Setting: December 2024 — The year I let Hallmark hold me together.
Last Christmas season, I watched 47 made-for-TV Christmas movies, including every single Hallmark premiere and a few from other channels, just for good measure.
Each summer, I start scouring the internet for the upcoming season’s lineup. Several channels release schedules, and I make checklists by network.

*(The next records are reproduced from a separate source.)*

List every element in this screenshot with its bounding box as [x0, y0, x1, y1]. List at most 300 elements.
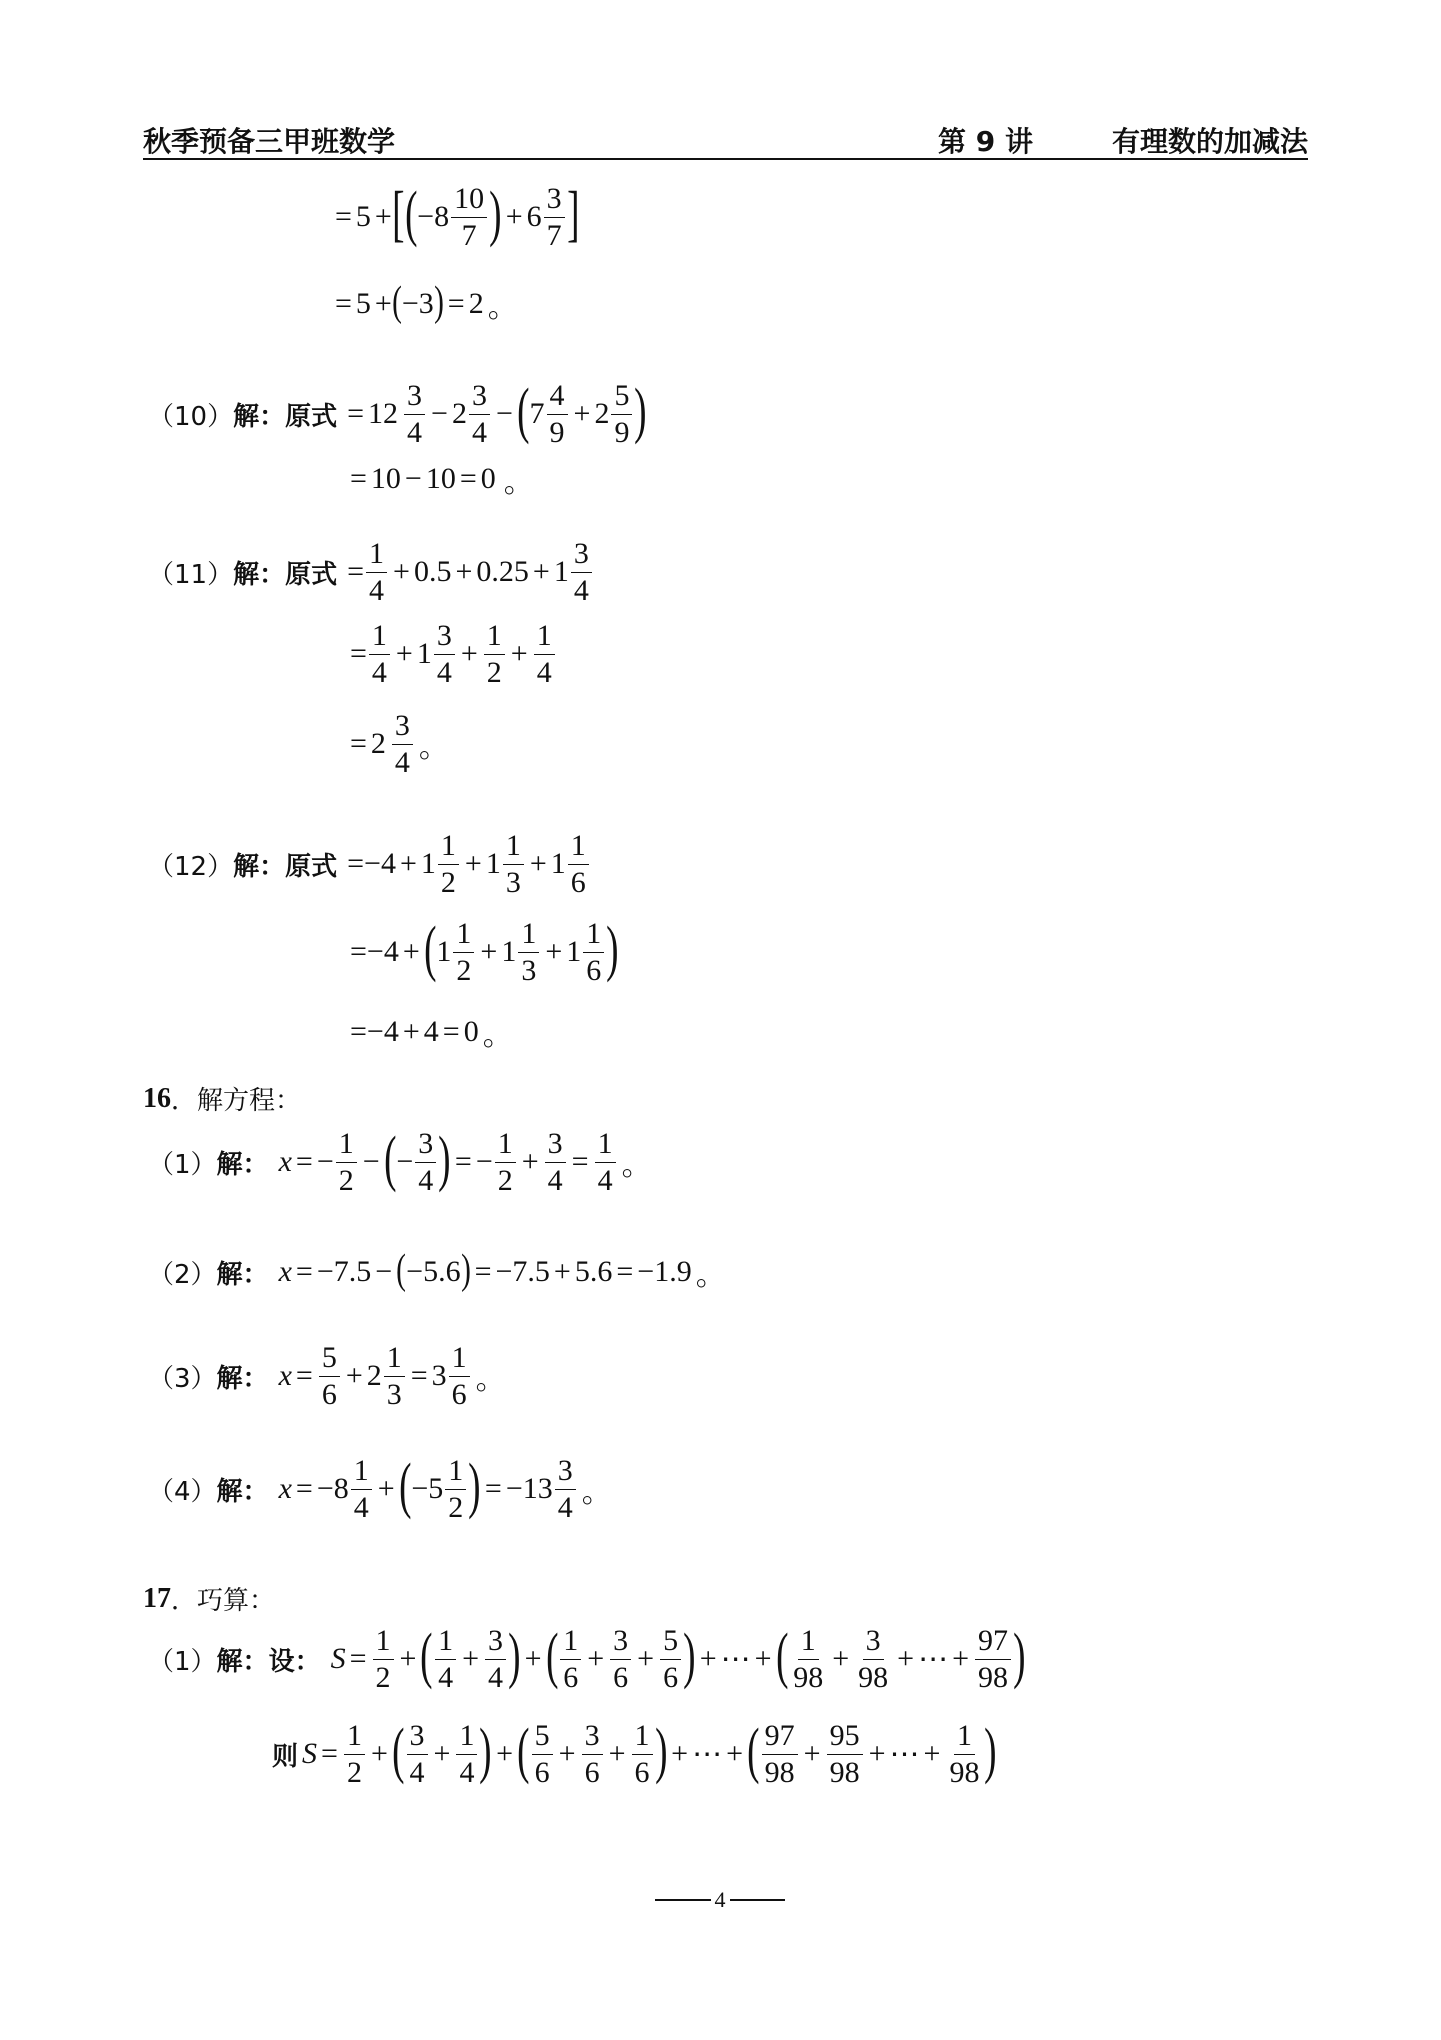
math-token: 4: [353, 1490, 369, 1524]
fraction: [595, 1128, 616, 1196]
page-header: [143, 120, 1308, 160]
math-token: ．巧算：: [171, 1586, 276, 1616]
math-token: 3: [610, 1625, 631, 1660]
math-token: 5: [355, 287, 371, 320]
problem-12-line-3: [350, 1010, 513, 1054]
math-token: (: [398, 1452, 412, 1520]
math-token: ): [468, 1452, 481, 1520]
math-token: +: [754, 1642, 772, 1675]
footer-rule-right: [730, 1899, 786, 1901]
math-token: x: [278, 1472, 292, 1505]
math-token: +: [370, 1737, 388, 1770]
math-token: +: [529, 847, 547, 880]
course-title: 秋季预备三甲班数学: [143, 125, 396, 158]
math-token: =: [616, 1255, 634, 1288]
fraction: [384, 1342, 405, 1410]
math-token: 3: [431, 1359, 447, 1392]
math-token: 1: [501, 935, 517, 968]
math-token: 3: [545, 1128, 566, 1163]
math-token: ⋯: [889, 1737, 920, 1771]
math-token: x: [278, 1255, 292, 1288]
math-token: 3: [418, 287, 434, 320]
math-token: 1: [560, 1625, 581, 1660]
math-token: 1: [595, 1128, 616, 1163]
math-token: +: [532, 555, 550, 588]
fraction: [366, 538, 387, 606]
math-token: 4: [423, 1015, 439, 1048]
fraction: [660, 1625, 681, 1693]
fraction: [351, 1455, 372, 1523]
math-token: 6: [584, 1755, 600, 1789]
math-token: +: [395, 637, 413, 670]
math-token: 。: [581, 1475, 612, 1510]
math-token: 4: [436, 655, 452, 689]
math-token: 5: [611, 380, 632, 415]
math-token: 4: [573, 573, 589, 607]
math-token: +: [462, 1642, 479, 1675]
fraction: [453, 918, 474, 986]
math-token: =: [347, 847, 365, 880]
math-token: 1.9: [654, 1255, 692, 1288]
math-token: （1）: [148, 1646, 217, 1677]
math-token: 1: [435, 1625, 456, 1660]
fraction: [484, 620, 505, 688]
math-token: 1: [436, 935, 452, 968]
math-token: 4: [418, 1163, 434, 1197]
math-token: +: [374, 287, 392, 320]
fraction: [975, 1625, 1011, 1693]
math-token: 。: [621, 1148, 652, 1183]
math-token: +: [464, 847, 482, 880]
math-token: =: [459, 462, 477, 495]
lecture-topic: 有理数的加减法: [1111, 125, 1308, 158]
math-token: =: [447, 287, 465, 320]
math-token: 1: [534, 620, 555, 655]
fraction: [392, 710, 413, 778]
math-token: （1）: [148, 1149, 217, 1180]
math-token: 6: [534, 1755, 550, 1789]
lecture-number: 第 9 讲: [938, 125, 1033, 158]
math-token: 。: [482, 1018, 513, 1053]
math-token: S: [302, 1737, 318, 1770]
math-token: 5.6: [574, 1255, 613, 1288]
math-token: +: [510, 637, 528, 670]
math-token: =: [454, 1145, 472, 1178]
math-token: −: [401, 287, 419, 320]
math-token: 0: [480, 462, 496, 495]
fraction: [555, 1455, 576, 1523]
eq17-1-line-2: [272, 1717, 997, 1789]
eq-9-step-a: = 5 + [ ( − 8 $\frac{10}{7}$ ) + 6 $\frac{3}{7}$ ]: [335, 180, 580, 252]
math-token: +: [480, 935, 498, 968]
math-token: 3: [469, 380, 490, 415]
math-token: (: [391, 279, 402, 325]
fraction: [373, 1625, 394, 1693]
math-token: 7.5: [333, 1255, 372, 1288]
math-token: ): [683, 1622, 696, 1690]
fraction: [451, 183, 487, 251]
math-token: （11）: [148, 559, 234, 590]
math-token: 4: [371, 655, 387, 689]
math-token: 1: [456, 1720, 477, 1755]
math-token: =: [410, 1359, 428, 1392]
math-token: =: [295, 1145, 313, 1178]
math-token: 2: [594, 397, 610, 430]
math-token: (: [383, 1125, 397, 1193]
math-token: 4: [394, 745, 410, 779]
math-token: 2: [338, 1163, 354, 1197]
fraction: [611, 380, 632, 448]
math-token: 98: [764, 1755, 795, 1789]
math-token: =: [350, 462, 367, 495]
math-token: 6: [451, 1377, 467, 1411]
math-token: +: [952, 1642, 969, 1675]
math-token: =: [295, 1255, 313, 1288]
math-token: 1: [484, 620, 505, 655]
math-token: +: [558, 1737, 576, 1770]
fraction: [434, 620, 455, 688]
math-token: 1: [495, 1128, 516, 1163]
math-token: 10: [451, 183, 487, 218]
fraction: [632, 1720, 653, 1788]
math-token: 3: [485, 1625, 506, 1660]
math-token: =: [321, 1737, 338, 1770]
math-token: 5: [532, 1720, 553, 1755]
math-token: 2: [366, 1359, 382, 1392]
math-token: −: [366, 1015, 384, 1048]
math-token: 3: [571, 538, 592, 573]
math-token: +: [897, 1642, 915, 1675]
math-token: −: [316, 1472, 334, 1505]
fraction: [518, 918, 539, 986]
math-token: −: [431, 397, 448, 430]
eq16-3: [148, 1342, 506, 1410]
math-token: −: [495, 1255, 513, 1288]
math-token: （3）解：: [148, 1363, 269, 1394]
math-token: 则: [272, 1741, 299, 1772]
math-token: ): [606, 915, 619, 983]
math-token: ): [508, 1622, 521, 1690]
fraction: [582, 1720, 603, 1788]
math-token: −: [406, 1255, 424, 1288]
fraction: [503, 830, 524, 898]
math-token: 6: [570, 865, 586, 899]
math-token: 3: [392, 710, 413, 745]
fraction: [534, 620, 555, 688]
fraction: [469, 380, 490, 448]
math-token: 98: [978, 1660, 1008, 1694]
eq-9-step-b: [335, 279, 518, 326]
math-token: 3: [555, 1455, 576, 1490]
math-token: ): [479, 1717, 492, 1785]
math-token: 1: [351, 1455, 372, 1490]
math-token: +: [524, 1642, 542, 1675]
math-token: 1: [568, 830, 589, 865]
math-token: 。: [487, 290, 518, 325]
math-token: 5: [319, 1342, 340, 1377]
math-token: 98: [793, 1660, 824, 1694]
math-token: (: [517, 377, 530, 445]
fraction: [404, 380, 425, 448]
math-token: =: [295, 1472, 313, 1505]
math-token: 1: [438, 830, 459, 865]
math-token: （12）: [148, 851, 234, 882]
math-token: 。: [503, 465, 534, 500]
math-token: 97: [762, 1720, 798, 1755]
math-token: ): [984, 1717, 997, 1785]
math-token: 1: [336, 1128, 357, 1163]
math-token: 4: [597, 1163, 613, 1197]
math-token: −: [404, 462, 422, 495]
math-token: 1: [566, 935, 582, 968]
math-token: =: [484, 1472, 502, 1505]
math-token: ⋯: [918, 1642, 949, 1676]
math-token: （3）: [148, 1363, 217, 1394]
math-token: −: [637, 1255, 655, 1288]
fraction: [319, 1342, 340, 1410]
eq16-1: [148, 1125, 652, 1197]
math-token: 1: [369, 620, 390, 655]
math-token: −: [316, 1255, 334, 1288]
math-token: （11）解：原式: [148, 559, 338, 590]
fraction: [445, 1455, 466, 1523]
math-token: 4: [471, 415, 487, 449]
math-token: (: [517, 1717, 530, 1785]
problem-10-line-1: [148, 377, 647, 449]
math-token: 4: [369, 573, 385, 607]
math-token: =: [442, 1015, 460, 1048]
math-token: =: [295, 1359, 313, 1392]
math-token: −: [366, 935, 384, 968]
math-token: +: [637, 1642, 655, 1675]
math-token: ): [438, 1125, 451, 1193]
math-token: 2: [486, 655, 502, 689]
math-token: 4: [557, 1490, 573, 1524]
fraction: [435, 1625, 456, 1693]
math-token: 。: [695, 1258, 726, 1293]
math-token: +: [923, 1737, 941, 1770]
problem-11-line-2: [350, 620, 557, 688]
fraction: [946, 1720, 982, 1788]
math-token: =: [350, 935, 367, 968]
math-token: (: [747, 1717, 760, 1785]
math-token: (: [545, 1622, 559, 1690]
math-token: S: [330, 1642, 346, 1675]
math-token: 1: [366, 538, 387, 573]
math-token: 2: [370, 727, 386, 760]
math-token: 4: [380, 847, 396, 880]
math-token: 5.6: [423, 1255, 461, 1288]
math-token: ): [634, 377, 647, 445]
section-16-heading: 16 ．解方程：: [143, 1080, 301, 1117]
math-token: +: [455, 555, 473, 588]
math-token: +: [545, 935, 563, 968]
math-token: ⋯: [720, 1642, 751, 1676]
math-token: 2: [375, 1660, 391, 1694]
math-token: 4: [383, 935, 399, 968]
math-token: +: [521, 1145, 539, 1178]
math-token: 。: [418, 730, 449, 765]
math-token: +: [377, 1472, 395, 1505]
math-token: 13: [522, 1472, 553, 1505]
math-token: ): [1013, 1622, 1026, 1690]
math-token: 3: [434, 620, 455, 655]
math-token: 97: [975, 1625, 1011, 1660]
math-token: +: [496, 1737, 514, 1770]
eq17-1-line-1: [148, 1622, 1026, 1694]
fraction: [762, 1720, 798, 1788]
math-token: −: [375, 1255, 393, 1288]
math-token: (: [396, 1247, 407, 1293]
fraction: [827, 1720, 863, 1788]
problem-label: （10）解：原式: [148, 401, 338, 432]
math-token: 1: [553, 555, 569, 588]
math-token: 4: [383, 1015, 399, 1048]
math-token: (: [775, 1622, 789, 1690]
math-token: −: [396, 1145, 414, 1178]
math-token: ): [460, 1247, 471, 1293]
fraction: [583, 918, 604, 986]
math-token: +: [832, 1642, 850, 1675]
math-token: =: [347, 397, 365, 430]
fraction: [547, 380, 568, 448]
math-token: +: [402, 1015, 420, 1048]
math-token: +: [726, 1737, 744, 1770]
math-token: （1）解：: [148, 1149, 269, 1180]
math-token: （2）解：: [148, 1259, 269, 1290]
math-token: 0: [463, 1015, 479, 1048]
math-token: 5: [660, 1625, 681, 1660]
math-token: (: [391, 1717, 405, 1785]
math-token: 4: [547, 1163, 563, 1197]
math-token: +: [608, 1737, 626, 1770]
math-token: +: [393, 555, 410, 588]
math-token: =: [335, 287, 352, 320]
fraction: [545, 1128, 566, 1196]
math-token: ): [654, 1717, 668, 1785]
math-token: 2: [468, 287, 484, 320]
math-token: 4: [536, 655, 552, 689]
fraction: [449, 1342, 470, 1410]
math-token: =: [349, 1642, 367, 1675]
math-token: 4: [409, 1755, 425, 1789]
math-token: 3: [386, 1377, 402, 1411]
math-token: 7.5: [512, 1255, 550, 1288]
math-token: 98: [829, 1755, 860, 1789]
math-token: 8: [333, 1472, 349, 1505]
math-token: +: [402, 935, 420, 968]
math-token: 1: [445, 1455, 466, 1490]
math-token: −: [364, 847, 381, 880]
math-token: （12）解：原式: [148, 851, 338, 882]
math-token: 7: [461, 218, 477, 252]
math-token: 3: [521, 953, 537, 987]
math-token: +: [433, 1737, 451, 1770]
math-token: 1: [373, 1625, 394, 1660]
math-token: 6: [586, 953, 602, 987]
math-token: =: [571, 1145, 589, 1178]
math-token: （10）: [148, 401, 234, 432]
problem-11-line-3: [350, 710, 449, 778]
fraction: [610, 1625, 631, 1693]
math-token: 4: [459, 1755, 475, 1789]
math-token: 1: [416, 637, 432, 670]
math-token: 1: [954, 1720, 975, 1755]
math-token: x: [278, 1145, 292, 1178]
fraction: [336, 1128, 357, 1196]
math-token: −: [495, 397, 513, 430]
math-token: x: [278, 1359, 292, 1392]
fraction: [571, 538, 592, 606]
math-token: +: [868, 1737, 886, 1770]
fraction: [438, 830, 459, 898]
math-token: 0.5: [413, 555, 452, 588]
math-token: 1: [420, 847, 436, 880]
math-token: =: [347, 555, 365, 588]
math-token: 。: [475, 1362, 506, 1397]
math-token: 1: [798, 1625, 819, 1660]
math-token: 7: [529, 397, 545, 430]
math-token: 3: [415, 1128, 436, 1163]
math-token: ．解方程：: [171, 1086, 302, 1116]
math-token: 10: [425, 462, 456, 495]
math-token: 3: [407, 1720, 428, 1755]
math-token: 1: [384, 1342, 405, 1377]
problem-12-line-2: [350, 915, 619, 987]
math-token: −: [316, 1145, 334, 1178]
math-token: 3: [582, 1720, 603, 1755]
math-token: （4）: [148, 1476, 217, 1507]
fraction: [495, 1128, 516, 1196]
math-token: 6: [663, 1660, 679, 1694]
fraction: [344, 1720, 365, 1788]
math-token: 95: [827, 1720, 863, 1755]
page-footer: [655, 1885, 785, 1915]
math-token: +: [553, 1255, 571, 1288]
fraction: [369, 620, 390, 688]
math-token: 5: [428, 1472, 444, 1505]
math-token: 2: [346, 1755, 362, 1789]
fraction: [568, 830, 589, 898]
section-17-heading: 17 ．巧算：: [143, 1580, 275, 1617]
math-token: +: [587, 1642, 605, 1675]
fraction: [485, 1625, 506, 1693]
math-token: 6: [563, 1660, 579, 1694]
math-token: −: [505, 1472, 523, 1505]
math-token: (: [423, 915, 437, 983]
math-token: +: [399, 1642, 417, 1675]
eq16-4: [148, 1452, 612, 1524]
math-token: +: [803, 1737, 821, 1770]
fraction: [560, 1625, 581, 1693]
problem-12-line-1: [148, 830, 591, 898]
fraction: [855, 1625, 891, 1693]
math-token: 6: [634, 1755, 650, 1789]
math-token: （4）解：: [148, 1476, 269, 1507]
math-token: 4: [547, 380, 568, 415]
fraction: [407, 1720, 428, 1788]
math-token: 1: [518, 918, 539, 953]
eq16-2: [148, 1247, 726, 1294]
math-token: （2）: [148, 1259, 217, 1290]
footer-rule-left: [655, 1899, 711, 1901]
math-token: ⋯: [692, 1737, 723, 1771]
math-token: =: [350, 727, 367, 760]
math-token: 4: [488, 1660, 503, 1694]
math-token: =: [350, 637, 367, 670]
math-token: +: [345, 1359, 363, 1392]
math-token: 9: [614, 415, 630, 449]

I log and rate each movie as I finish. It’s a whole process, one I take embarrassingly seriously.
But 47. That was last year.
It was a hard year.
Maybe I just needed the little comforts. A predictable plot. A snow-covered town. A big city girl who learns to slow down and bake cookies. Every night, after the rest of the house was asleep, I’d crawl into bed, press play, and let the soft glow of Christmas wash over me. On weekends, I could sometimes watch as many as five in a row.
It wasn’t really about the movies. It was about needing something gentle, something where everything turns out okay in the end.
Because my own life didn’t feel like that. I felt lost. Lonely. Like I was just surviving.
But under a blanket, with the lights low and the snow softly falling on the screen, I could pretend — just for a while — that love was on its way, that peace was possible, that joy might still show up for me, too.
And maybe it still will. Maybe that’s why I kept watching: to remind myself that happy endings start with believing in one.
This post is part of my One-Minute Memoir series — short reflections on small moments that still manage to say something big.